The Game Bird restaurant review - London, UK
You know you’re in for a good meal when the waiter provides a bib in the likelihood that your foie gras, truffle and oozing garlic butter-stuffed chicken Kiev could become a messy business. Of course, the bib in question was a chic, black leather apron that is perfectly in keeping with the restaurant’s new look – part of a wider concept overhaul that was overseen by chef James Durrant.
Now called The Game Bird, the restaurant – which is located inside London’s discreet Stafford Hotel – is a thoroughly British affair with a menu that nods to the chef’s Cheshire roots and uses produce from around the country.
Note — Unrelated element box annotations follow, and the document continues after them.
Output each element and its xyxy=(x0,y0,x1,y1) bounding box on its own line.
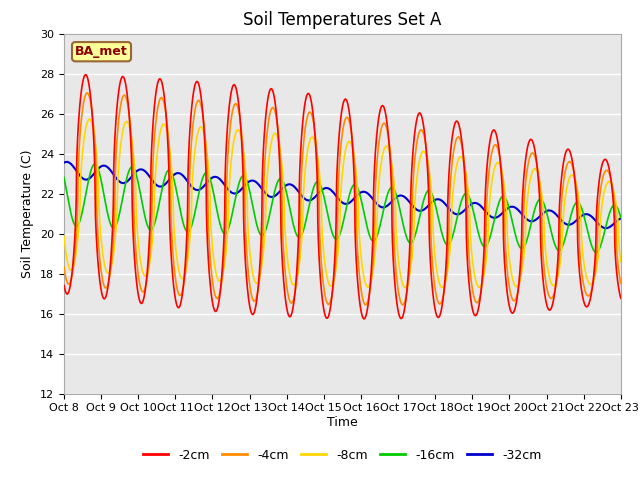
Y-axis label: Soil Temperature (C): Soil Temperature (C) xyxy=(22,149,35,278)
Text: BA_met: BA_met xyxy=(75,45,128,58)
X-axis label: Time: Time xyxy=(327,416,358,429)
Title: Soil Temperatures Set A: Soil Temperatures Set A xyxy=(243,11,442,29)
Legend: -2cm, -4cm, -8cm, -16cm, -32cm: -2cm, -4cm, -8cm, -16cm, -32cm xyxy=(138,444,547,467)
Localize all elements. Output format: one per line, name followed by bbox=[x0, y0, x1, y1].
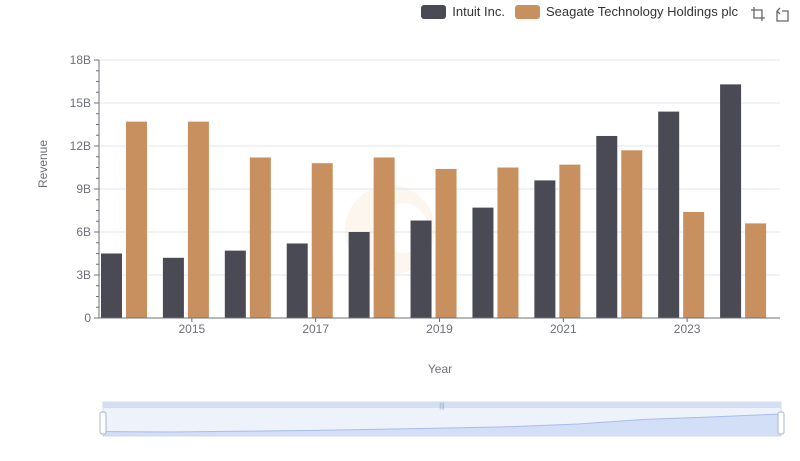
bar-intuit-2024[interactable] bbox=[720, 84, 742, 318]
y-tick-label: 18B bbox=[70, 53, 91, 67]
data-zoom-icon[interactable] bbox=[750, 6, 766, 22]
bar-intuit-2020[interactable] bbox=[472, 207, 494, 318]
legend-swatch-seagate bbox=[514, 4, 540, 19]
bar-intuit-2016[interactable] bbox=[224, 250, 246, 318]
data-zoom-end-handle[interactable] bbox=[777, 411, 785, 435]
bar-intuit-2014[interactable] bbox=[101, 253, 122, 319]
x-axis-title: Year bbox=[427, 362, 453, 376]
y-tick-label: 9B bbox=[76, 182, 91, 196]
bar-seagate-2018[interactable] bbox=[373, 157, 395, 318]
bar-intuit-2015[interactable] bbox=[162, 257, 184, 318]
bar-intuit-2017[interactable] bbox=[286, 243, 308, 318]
bar-seagate-2020[interactable] bbox=[497, 167, 519, 319]
x-tick-label: 2017 bbox=[302, 322, 329, 336]
bar-seagate-2024[interactable] bbox=[745, 223, 767, 318]
bar-intuit-2022[interactable] bbox=[596, 135, 618, 318]
bar-intuit-2018[interactable] bbox=[348, 232, 370, 318]
y-tick-label: 12B bbox=[70, 139, 91, 153]
legend-item-intuit[interactable]: Intuit Inc. bbox=[421, 4, 505, 19]
x-tick-label: 2019 bbox=[426, 322, 453, 336]
y-tick-label: 3B bbox=[76, 268, 91, 282]
data-zoom-preview-area bbox=[103, 414, 781, 436]
data-zoom-start-handle[interactable] bbox=[99, 411, 107, 435]
bar-intuit-2019[interactable] bbox=[410, 220, 432, 318]
bar-seagate-2023[interactable] bbox=[683, 211, 705, 318]
x-tick-label: 2021 bbox=[550, 322, 577, 336]
legend-swatch-intuit bbox=[421, 4, 447, 19]
legend-item-seagate[interactable]: Seagate Technology Holdings plc bbox=[514, 4, 738, 19]
bar-seagate-2017[interactable] bbox=[311, 163, 333, 318]
bar-intuit-2023[interactable] bbox=[658, 111, 680, 318]
bar-seagate-2022[interactable] bbox=[621, 150, 643, 318]
x-tick-label: 2023 bbox=[674, 322, 701, 336]
bar-seagate-2014[interactable] bbox=[126, 121, 147, 318]
data-zoom-grip-icon: ||| bbox=[439, 403, 445, 410]
x-tick-label: 2015 bbox=[179, 322, 206, 336]
legend-label-intuit: Intuit Inc. bbox=[452, 4, 505, 19]
y-tick-label: 15B bbox=[70, 96, 91, 110]
chart-toolbar bbox=[750, 6, 790, 22]
legend-label-seagate: Seagate Technology Holdings plc bbox=[545, 4, 738, 19]
y-axis-title: Revenue bbox=[36, 139, 50, 188]
bar-seagate-2019[interactable] bbox=[435, 168, 457, 318]
bar-seagate-2015[interactable] bbox=[187, 121, 209, 318]
data-zoom-move-handle[interactable] bbox=[103, 402, 781, 408]
y-tick-label: 0 bbox=[84, 311, 91, 325]
chart-legend: Intuit Inc. Seagate Technology Holdings … bbox=[421, 4, 738, 19]
bar-seagate-2021[interactable] bbox=[559, 164, 581, 318]
zoom-reset-icon[interactable] bbox=[774, 6, 790, 22]
y-tick-label: 6B bbox=[76, 225, 91, 239]
bar-intuit-2021[interactable] bbox=[534, 180, 556, 318]
data-zoom-preview-line bbox=[102, 413, 782, 433]
bar-seagate-2016[interactable] bbox=[249, 157, 271, 318]
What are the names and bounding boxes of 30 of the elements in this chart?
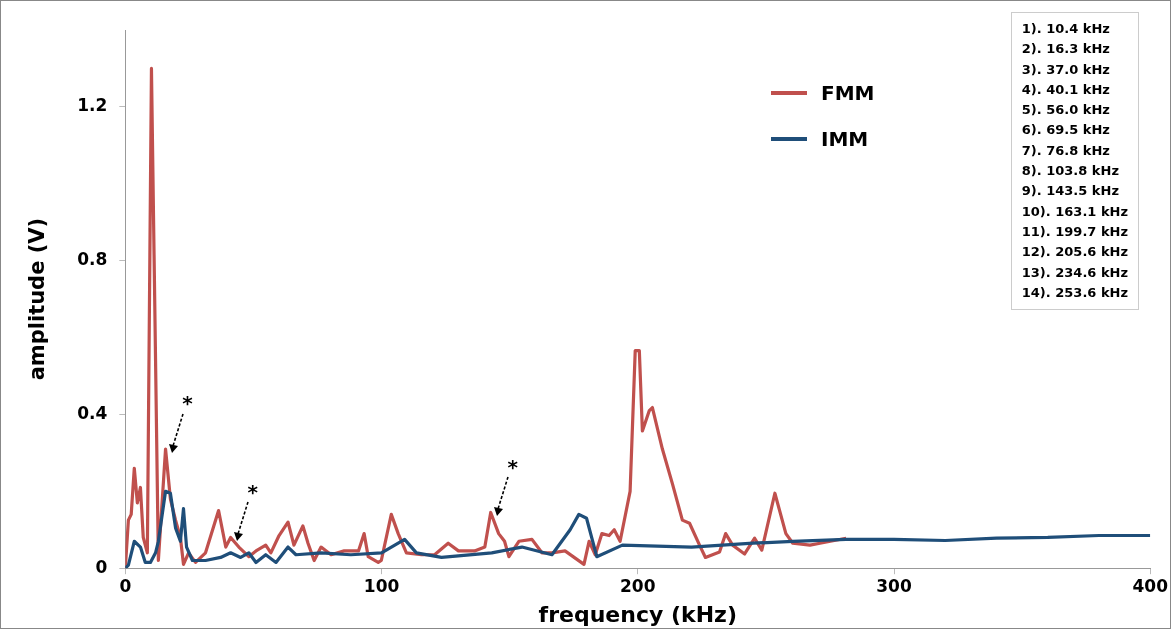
annotation: 2). 16.3 kHz: [1021, 40, 1111, 59]
annotation: 6). 69.5 kHz: [1021, 121, 1111, 140]
annotation: 10). 163.1 kHz: [1021, 202, 1128, 221]
annotation: *: [507, 454, 519, 479]
x-tick-label: 0: [119, 575, 132, 596]
legend-label: IMM: [821, 127, 869, 151]
annotation: 3). 37.0 kHz: [1021, 60, 1111, 79]
y-tick-label: 0.8: [77, 249, 108, 270]
x-tick-label: 200: [620, 575, 656, 596]
annotation: 7). 76.8 kHz: [1021, 141, 1111, 160]
y-tick-label: 0: [95, 556, 108, 577]
legend-label: FMM: [821, 81, 875, 105]
y-tick-label: 0.4: [77, 402, 108, 423]
annotation: 4). 40.1 kHz: [1021, 80, 1111, 99]
annotation: 5). 56.0 kHz: [1021, 101, 1111, 120]
annotation: *: [247, 479, 259, 504]
annotation: 8). 103.8 kHz: [1021, 162, 1120, 181]
x-tick-label: 100: [363, 575, 400, 596]
annotation: 14). 253.6 kHz: [1021, 283, 1128, 302]
y-axis-title: amplitude (V): [25, 217, 50, 381]
x-axis-title: frequency (kHz): [538, 601, 737, 627]
annotation: 12). 205.6 kHz: [1021, 243, 1128, 262]
y-tick-label: 1.2: [77, 95, 108, 116]
annotation: 13). 234.6 kHz: [1021, 263, 1128, 282]
annotation: *: [182, 391, 194, 416]
x-tick-label: 300: [876, 575, 912, 596]
annotation: 1). 10.4 kHz: [1021, 20, 1111, 38]
annotation: 11). 199.7 kHz: [1021, 222, 1128, 241]
x-tick-label: 400: [1132, 575, 1169, 596]
annotation: 9). 143.5 kHz: [1021, 182, 1120, 201]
Expect homey classics from the belly-filling steak and ale steamed suite pudding to the signature roast pigeon dish and even a smoked fish trolley with offerings such as the Chalk Stream trout gravadlax or the Lincolnshire smoked eel, sliced table-side for added theatre.
This is all reinforced by the restaurant’s spruce-up, courtesy of local studio, Rosendale Design, who highlighted the original 17th century bones of the building with handsome wood panelling, leathers and rich velvets in muted, stately tones, pepped up by chairs upholstered with a floral motif and a display cabinet showcasing the day’s produce.
The other factor indicative of a good meal is a wait-staff that has stood the test of time. Make sure you ask for Riccardo or Sylvain, both decade-long veterans at the hotel who, if you ask nicely, will also show you around the restaurant’s 300-year-old wine cellar and museum that is peppered with war memorabilia from when the hotel served as a club for American and Canadian officers.